Hydrology induces intraspecific variation in freshwater fish morphology under contemporary and future climate scenarios.

Predicting future changes in habitat-associated species traits is an important step in understanding the ecological and evolutionary consequences of environmental change. However, models projecting phenotypic responses to future climate change typically assume populations will respond similarly across the range of a species, while local adaptation and spatial variation in environmental changes are rarely considered. In this study, among-population phenotypic variability was coupled with geographic variation in anticipated hydrologic changes to examine patterns of population-level phenotypic changes expected under future climatic change. To estimate phenotypic responses to watershed hydrology, phenotype-environment associations between body shape and contemporary streamflow were quantified among populations of six species of fishes (Cyprinidae). Future streamflow estimates (2070-2099) were then used to project body shapes within populations, assuming the same phenotype-environment relationships. All species exhibited significant associations between body shape and contemporary streamflow discharge and variability. However, these relationships were not consistent, even among species occupying similar vertical positions in the water column.

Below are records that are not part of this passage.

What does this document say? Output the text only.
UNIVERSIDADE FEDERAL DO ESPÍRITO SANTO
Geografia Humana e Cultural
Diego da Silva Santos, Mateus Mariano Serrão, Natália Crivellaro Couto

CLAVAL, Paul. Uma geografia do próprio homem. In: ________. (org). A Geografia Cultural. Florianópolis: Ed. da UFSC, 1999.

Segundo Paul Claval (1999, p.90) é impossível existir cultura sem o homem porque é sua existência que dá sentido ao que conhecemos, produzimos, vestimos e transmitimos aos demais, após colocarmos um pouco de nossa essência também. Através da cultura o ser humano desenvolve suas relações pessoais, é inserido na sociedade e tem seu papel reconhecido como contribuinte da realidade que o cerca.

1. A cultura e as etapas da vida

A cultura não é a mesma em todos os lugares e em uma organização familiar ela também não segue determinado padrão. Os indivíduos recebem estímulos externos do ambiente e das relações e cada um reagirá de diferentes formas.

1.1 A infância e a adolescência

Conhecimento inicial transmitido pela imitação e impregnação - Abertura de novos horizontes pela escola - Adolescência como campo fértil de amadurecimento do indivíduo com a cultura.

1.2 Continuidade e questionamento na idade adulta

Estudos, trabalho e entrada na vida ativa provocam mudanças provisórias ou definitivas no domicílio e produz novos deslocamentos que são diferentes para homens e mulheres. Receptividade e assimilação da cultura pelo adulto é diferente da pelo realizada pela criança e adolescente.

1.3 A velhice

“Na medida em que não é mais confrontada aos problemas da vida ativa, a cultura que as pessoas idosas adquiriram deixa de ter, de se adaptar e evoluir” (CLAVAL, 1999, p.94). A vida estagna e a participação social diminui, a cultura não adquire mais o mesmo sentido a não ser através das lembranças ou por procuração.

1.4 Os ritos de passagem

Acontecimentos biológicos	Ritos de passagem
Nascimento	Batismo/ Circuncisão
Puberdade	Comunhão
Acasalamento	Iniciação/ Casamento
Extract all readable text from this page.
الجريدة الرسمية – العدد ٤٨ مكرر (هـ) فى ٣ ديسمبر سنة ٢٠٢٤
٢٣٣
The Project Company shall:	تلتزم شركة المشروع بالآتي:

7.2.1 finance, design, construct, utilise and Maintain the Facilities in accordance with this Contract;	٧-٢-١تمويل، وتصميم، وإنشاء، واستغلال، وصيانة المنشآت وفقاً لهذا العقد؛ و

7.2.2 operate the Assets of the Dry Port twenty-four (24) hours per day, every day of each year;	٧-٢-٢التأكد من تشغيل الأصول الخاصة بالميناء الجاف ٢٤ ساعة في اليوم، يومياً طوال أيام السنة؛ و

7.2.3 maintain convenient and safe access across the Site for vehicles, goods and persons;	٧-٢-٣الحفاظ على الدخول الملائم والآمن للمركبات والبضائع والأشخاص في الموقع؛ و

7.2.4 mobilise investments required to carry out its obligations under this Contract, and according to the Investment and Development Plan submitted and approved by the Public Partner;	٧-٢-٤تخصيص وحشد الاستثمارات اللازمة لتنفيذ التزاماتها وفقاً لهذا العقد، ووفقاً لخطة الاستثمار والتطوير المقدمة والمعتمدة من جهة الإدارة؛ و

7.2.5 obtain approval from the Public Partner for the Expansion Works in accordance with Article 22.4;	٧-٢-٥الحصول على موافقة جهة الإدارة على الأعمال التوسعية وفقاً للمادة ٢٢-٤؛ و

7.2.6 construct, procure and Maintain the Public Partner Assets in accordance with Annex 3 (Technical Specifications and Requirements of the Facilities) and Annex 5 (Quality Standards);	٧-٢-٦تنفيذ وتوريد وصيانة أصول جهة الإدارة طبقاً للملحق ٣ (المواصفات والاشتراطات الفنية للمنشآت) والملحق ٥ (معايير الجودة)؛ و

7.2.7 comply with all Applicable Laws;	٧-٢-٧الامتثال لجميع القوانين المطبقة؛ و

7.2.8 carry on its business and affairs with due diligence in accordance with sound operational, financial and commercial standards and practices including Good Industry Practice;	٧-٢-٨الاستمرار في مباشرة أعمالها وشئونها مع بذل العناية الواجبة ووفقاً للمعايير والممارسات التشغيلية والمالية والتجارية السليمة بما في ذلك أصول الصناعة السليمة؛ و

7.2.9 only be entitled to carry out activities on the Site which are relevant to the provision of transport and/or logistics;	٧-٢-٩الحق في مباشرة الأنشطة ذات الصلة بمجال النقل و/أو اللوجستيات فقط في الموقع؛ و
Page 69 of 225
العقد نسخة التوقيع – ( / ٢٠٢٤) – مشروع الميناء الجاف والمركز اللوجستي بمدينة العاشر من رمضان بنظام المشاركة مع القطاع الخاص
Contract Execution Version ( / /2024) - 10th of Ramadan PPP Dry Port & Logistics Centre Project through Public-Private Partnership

When these phenotype-environment relationships were projected into future streamflow conditions, populations are not expected to respond uniformly across the species' ranges, and all but one species exhibited projected morphologies outside of the current range of morphological variation. These findings suggest local adaptation and spatial heterogeneity in environmental changes interact to influence variation in the degree of expected phenotypic responses to climate change at both the species and population level.